My parents married young; my mother was only 16, and by the time she was 24, she had four rambunctious boys to look after. There wasn't any television to sit down to, dishes were washed by hand, the clothes were hung on the line to dry, and my mother usually looked exhausted. However, to cheer her up there were frequent trips to nearby lakes, where we stayed in a little house that came with a rowboat. Of course, my mom was still the official cook, and her apron went with her to the lake.
All of these memories, and thousands more, are fresh in my mind. My dad made sure of that. He documented nearly every day of every year in some way or the other. He kept personal diaries, both black and white and color 8mm movies, and there are dozens of scrapbooks that go back decades. It was unusual in the 1940s to have movie cameras, but my dad was a master. More than 70 years later, the image quality and color is still amazing.
And then there are the photographs … hundreds and hundreds of them.
Froncek Czyzewski was definitely a Renaissance man. He was a newspaper reporter for the South Bend Tribune, and also the newspaper's official weather man, determining long-range weather forecasts based on sunspot activity. He also was an astronomer, building several of his own telescopes, which usually sat on our upstairs porch (reached by climbing through the bedroom window). And he wrote. He could be heard clicking away on his old typewriter until all hours of the night.

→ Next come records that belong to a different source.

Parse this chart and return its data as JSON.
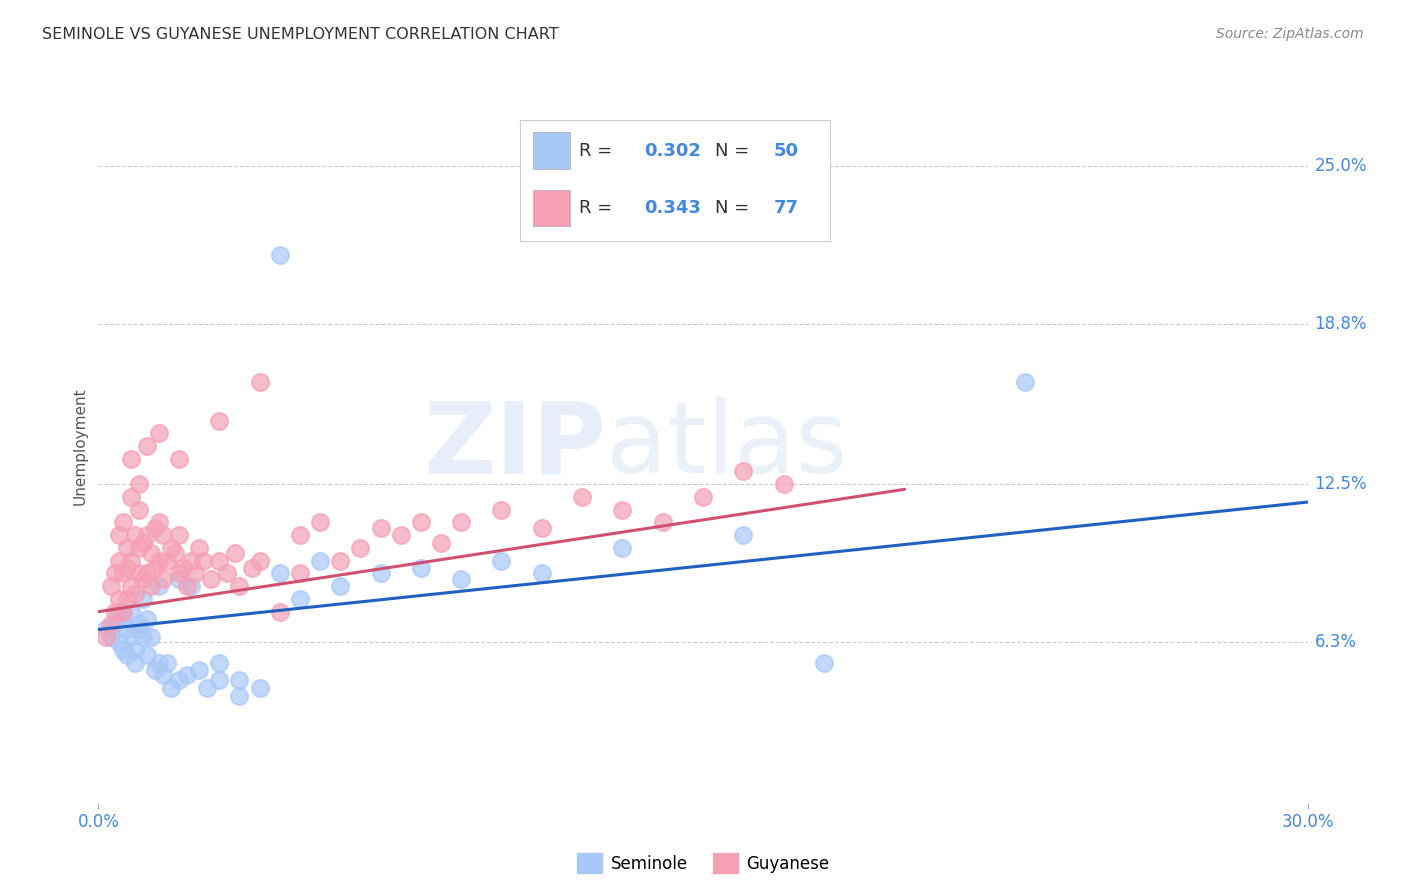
{
  "title": "SEMINOLE VS GUYANESE UNEMPLOYMENT CORRELATION CHART",
  "source": "Source: ZipAtlas.com",
  "ylabel": "Unemployment",
  "ytick_values": [
    6.3,
    12.5,
    18.8,
    25.0
  ],
  "xlim": [
    0.0,
    30.0
  ],
  "ylim": [
    0.0,
    28.0
  ],
  "seminole_color": "#a8c8f8",
  "guyanese_color": "#f5a0b5",
  "seminole_line_color": "#2060c0",
  "guyanese_line_color": "#d05070",
  "axis_label_color": "#4488dd",
  "title_color": "#333333",
  "background_color": "#ffffff",
  "grid_color": "#cccccc",
  "seminole_scatter": [
    [
      0.2,
      6.8
    ],
    [
      0.3,
      6.5
    ],
    [
      0.4,
      7.0
    ],
    [
      0.5,
      6.3
    ],
    [
      0.5,
      7.5
    ],
    [
      0.6,
      6.0
    ],
    [
      0.6,
      7.2
    ],
    [
      0.7,
      5.8
    ],
    [
      0.7,
      6.8
    ],
    [
      0.8,
      6.5
    ],
    [
      0.8,
      7.5
    ],
    [
      0.9,
      5.5
    ],
    [
      0.9,
      6.0
    ],
    [
      1.0,
      6.8
    ],
    [
      1.0,
      7.0
    ],
    [
      1.1,
      6.5
    ],
    [
      1.1,
      8.0
    ],
    [
      1.2,
      5.8
    ],
    [
      1.2,
      7.2
    ],
    [
      1.3,
      6.5
    ],
    [
      1.4,
      5.2
    ],
    [
      1.5,
      5.5
    ],
    [
      1.5,
      8.5
    ],
    [
      1.6,
      5.0
    ],
    [
      1.7,
      5.5
    ],
    [
      1.8,
      4.5
    ],
    [
      2.0,
      4.8
    ],
    [
      2.0,
      8.8
    ],
    [
      2.2,
      5.0
    ],
    [
      2.3,
      8.5
    ],
    [
      2.5,
      5.2
    ],
    [
      2.7,
      4.5
    ],
    [
      3.0,
      4.8
    ],
    [
      3.0,
      5.5
    ],
    [
      3.5,
      4.2
    ],
    [
      3.5,
      4.8
    ],
    [
      4.0,
      4.5
    ],
    [
      4.5,
      9.0
    ],
    [
      5.0,
      8.0
    ],
    [
      5.5,
      9.5
    ],
    [
      6.0,
      8.5
    ],
    [
      7.0,
      9.0
    ],
    [
      8.0,
      9.2
    ],
    [
      9.0,
      8.8
    ],
    [
      10.0,
      9.5
    ],
    [
      11.0,
      9.0
    ],
    [
      13.0,
      10.0
    ],
    [
      16.0,
      10.5
    ],
    [
      23.0,
      16.5
    ],
    [
      4.5,
      21.5
    ],
    [
      18.0,
      5.5
    ]
  ],
  "guyanese_scatter": [
    [
      0.2,
      6.5
    ],
    [
      0.3,
      7.0
    ],
    [
      0.3,
      8.5
    ],
    [
      0.4,
      7.5
    ],
    [
      0.4,
      9.0
    ],
    [
      0.5,
      8.0
    ],
    [
      0.5,
      9.5
    ],
    [
      0.5,
      10.5
    ],
    [
      0.6,
      7.5
    ],
    [
      0.6,
      9.0
    ],
    [
      0.6,
      11.0
    ],
    [
      0.7,
      8.0
    ],
    [
      0.7,
      9.2
    ],
    [
      0.7,
      10.0
    ],
    [
      0.8,
      8.5
    ],
    [
      0.8,
      9.5
    ],
    [
      0.8,
      12.0
    ],
    [
      0.9,
      8.2
    ],
    [
      0.9,
      10.5
    ],
    [
      1.0,
      9.0
    ],
    [
      1.0,
      10.0
    ],
    [
      1.0,
      11.5
    ],
    [
      1.1,
      8.8
    ],
    [
      1.1,
      10.2
    ],
    [
      1.2,
      9.0
    ],
    [
      1.2,
      10.5
    ],
    [
      1.3,
      8.5
    ],
    [
      1.3,
      9.8
    ],
    [
      1.4,
      9.2
    ],
    [
      1.4,
      10.8
    ],
    [
      1.5,
      9.5
    ],
    [
      1.5,
      11.0
    ],
    [
      1.6,
      8.8
    ],
    [
      1.6,
      10.5
    ],
    [
      1.7,
      9.5
    ],
    [
      1.8,
      10.0
    ],
    [
      1.9,
      9.8
    ],
    [
      2.0,
      9.0
    ],
    [
      2.0,
      10.5
    ],
    [
      2.1,
      9.2
    ],
    [
      2.2,
      8.5
    ],
    [
      2.3,
      9.5
    ],
    [
      2.4,
      9.0
    ],
    [
      2.5,
      10.0
    ],
    [
      2.6,
      9.5
    ],
    [
      2.8,
      8.8
    ],
    [
      3.0,
      9.5
    ],
    [
      3.2,
      9.0
    ],
    [
      3.4,
      9.8
    ],
    [
      3.5,
      8.5
    ],
    [
      3.8,
      9.2
    ],
    [
      4.0,
      9.5
    ],
    [
      4.5,
      7.5
    ],
    [
      5.0,
      10.5
    ],
    [
      5.5,
      11.0
    ],
    [
      6.0,
      9.5
    ],
    [
      6.5,
      10.0
    ],
    [
      7.0,
      10.8
    ],
    [
      7.5,
      10.5
    ],
    [
      8.0,
      11.0
    ],
    [
      8.5,
      10.2
    ],
    [
      9.0,
      11.0
    ],
    [
      10.0,
      11.5
    ],
    [
      11.0,
      10.8
    ],
    [
      12.0,
      12.0
    ],
    [
      13.0,
      11.5
    ],
    [
      14.0,
      11.0
    ],
    [
      15.0,
      12.0
    ],
    [
      16.0,
      13.0
    ],
    [
      17.0,
      12.5
    ],
    [
      2.0,
      13.5
    ],
    [
      1.5,
      14.5
    ],
    [
      3.0,
      15.0
    ],
    [
      4.0,
      16.5
    ],
    [
      0.8,
      13.5
    ],
    [
      1.0,
      12.5
    ],
    [
      1.2,
      14.0
    ],
    [
      5.0,
      9.0
    ]
  ],
  "seminole_line_x": [
    0.0,
    30.0
  ],
  "seminole_line_y": [
    6.8,
    11.8
  ],
  "guyanese_line_x": [
    0.0,
    20.0
  ],
  "guyanese_line_y": [
    7.5,
    12.3
  ]
}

Then, there was the photography. He would wake up in the morning, look out the window, and say "this is an f/5.6 day." That, of course, was an indication of the amount of sunshine, and how he would have to set the exposure readings on his camera (actually, cameras, since he had quite a collection by the time his family came along). To supplement his income, he started his own photography business and took pictures of weddings, family reunions, church and business events, and more. I can remember when I was 10, I was allowed to help him print pictures in our homemade basement darkroom.
My mother was his favorite subject. He took pictures of her doing everyday chores, going for a walk with the kids, wearing a new outfit, or coming down the stairs dressed for a party. There are dozens and dozens.
This explains why I can remember my childhood with such accuracy. My plan is to let my children and grandchildren have a special glimpse of my dad and the world in which I grew up. I am in the process of reviewing all these old reels of film and converting them to DVDs, along with scanning the negatives to turn them in to digital images. My dad would be amazed at how easy it is to remove dust spots from pictures these days!
My eldest son referred to me as a "techno-anthropologist," and I guess I am.